‘Instructor’s Name’
Essay 5
Benjamin Drew was a white Abolitionist from Boston, who traveled to the Ontario region in Canada and interviewed and registered the stories of slaves, who escaped to Canada from America. His interviews were done during the 1850s, and the compilation of these hand-written interviews was first published in the year 1856. His works is the only major and reliable source of historical accounts of the plight of slaves who took refuge in Canada, and thus it gains an important spot in the black American history.
His work was in response to the crisis that befell on the Northern anti-slavery sentiment. In the year 1854, Reverend Nehemiah Adams, a former Boston abolitionist, had published a book called, “South-Side View of Slavery”, after a tour through South. In this book, he challenged the notions about the cruelty to slaves and advocated that the White owners were actually the guardians and the educators of the African race, and that the Africans were meant to be and happy to be slaves. So Drew’s work was mainly aimed at garnering support for anti-slavery movements in the North and to show the world, the atrocities inflicted on the blacks through slavery.

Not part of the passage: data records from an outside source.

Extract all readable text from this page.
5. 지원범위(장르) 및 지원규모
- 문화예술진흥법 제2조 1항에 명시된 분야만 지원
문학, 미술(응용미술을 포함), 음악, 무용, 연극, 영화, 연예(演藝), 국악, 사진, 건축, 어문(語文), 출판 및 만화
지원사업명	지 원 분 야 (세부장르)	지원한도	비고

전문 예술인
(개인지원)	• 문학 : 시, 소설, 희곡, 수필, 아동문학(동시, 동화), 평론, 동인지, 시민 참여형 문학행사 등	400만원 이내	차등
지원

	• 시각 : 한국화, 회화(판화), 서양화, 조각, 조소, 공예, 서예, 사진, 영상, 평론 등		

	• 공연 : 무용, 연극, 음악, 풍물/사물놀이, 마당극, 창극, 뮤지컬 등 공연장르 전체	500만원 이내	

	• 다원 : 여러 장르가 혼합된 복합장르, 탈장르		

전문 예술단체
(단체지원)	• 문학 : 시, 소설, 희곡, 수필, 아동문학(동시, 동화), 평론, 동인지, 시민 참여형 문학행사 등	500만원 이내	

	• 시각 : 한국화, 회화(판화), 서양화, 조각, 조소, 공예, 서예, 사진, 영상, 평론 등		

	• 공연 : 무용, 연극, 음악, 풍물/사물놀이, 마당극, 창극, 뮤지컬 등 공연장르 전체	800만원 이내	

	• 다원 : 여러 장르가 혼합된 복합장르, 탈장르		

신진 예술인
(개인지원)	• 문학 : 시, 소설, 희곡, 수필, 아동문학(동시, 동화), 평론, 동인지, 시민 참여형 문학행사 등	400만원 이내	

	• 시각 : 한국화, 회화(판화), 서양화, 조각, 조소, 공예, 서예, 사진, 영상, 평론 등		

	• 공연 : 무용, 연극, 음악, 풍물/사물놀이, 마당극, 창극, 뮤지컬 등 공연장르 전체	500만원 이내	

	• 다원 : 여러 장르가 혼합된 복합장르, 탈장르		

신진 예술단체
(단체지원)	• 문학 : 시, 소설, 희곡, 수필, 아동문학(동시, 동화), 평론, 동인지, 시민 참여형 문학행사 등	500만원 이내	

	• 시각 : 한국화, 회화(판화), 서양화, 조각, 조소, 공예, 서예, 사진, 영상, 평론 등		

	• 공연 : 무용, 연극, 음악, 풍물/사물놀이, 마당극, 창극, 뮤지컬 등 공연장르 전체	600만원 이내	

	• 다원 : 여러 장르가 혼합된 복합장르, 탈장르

The interview of Mrs. James Steward clearly indicates the amount of physical violence wreaked out on the slaves. Today we have laws to prevent cruelty inflicted even on animals. But it is appalling to know that, a legal system in a bygone era, either allowed or was blind, to such physical torture induced on human beings. Her interview clearly explains how slaves were not given enough food, and were not treated with dignity. She talks not just about her sufferings she clearly elucidates the wounds and punishments meted out to her siblings. The part were here sister was separated from her new born child further highlights her White Master’s meanness. She not just delineate how she miraculously escaped from slavery but also explains how she had longed during all those years of slavery that she somehow run away from this undignified life.
The account of Mrs. Nancy Howard is full of horror as to how cruel punishments were given by her master for even the simplest of mistakes, like forgetting to place a carving knife on the dining table. She also says how slaves were not even allowed to marry the person they love. We understand how the scar of the slave experience leaves a permanent mark, when she says even after her escape she has nightmares of being captured and taken back to her former life.
Drew through these interviews attempt to prove that, the claims of Adams and other like minded slavery proponents were wrong, and showcases to the world what a life of a slave really is. Thus, Drew through sharing the real slavery experiences of the African Americans in Canada, throws light on the evils of the slave practice and tries to gather the much needed support for the slavery abolition movement.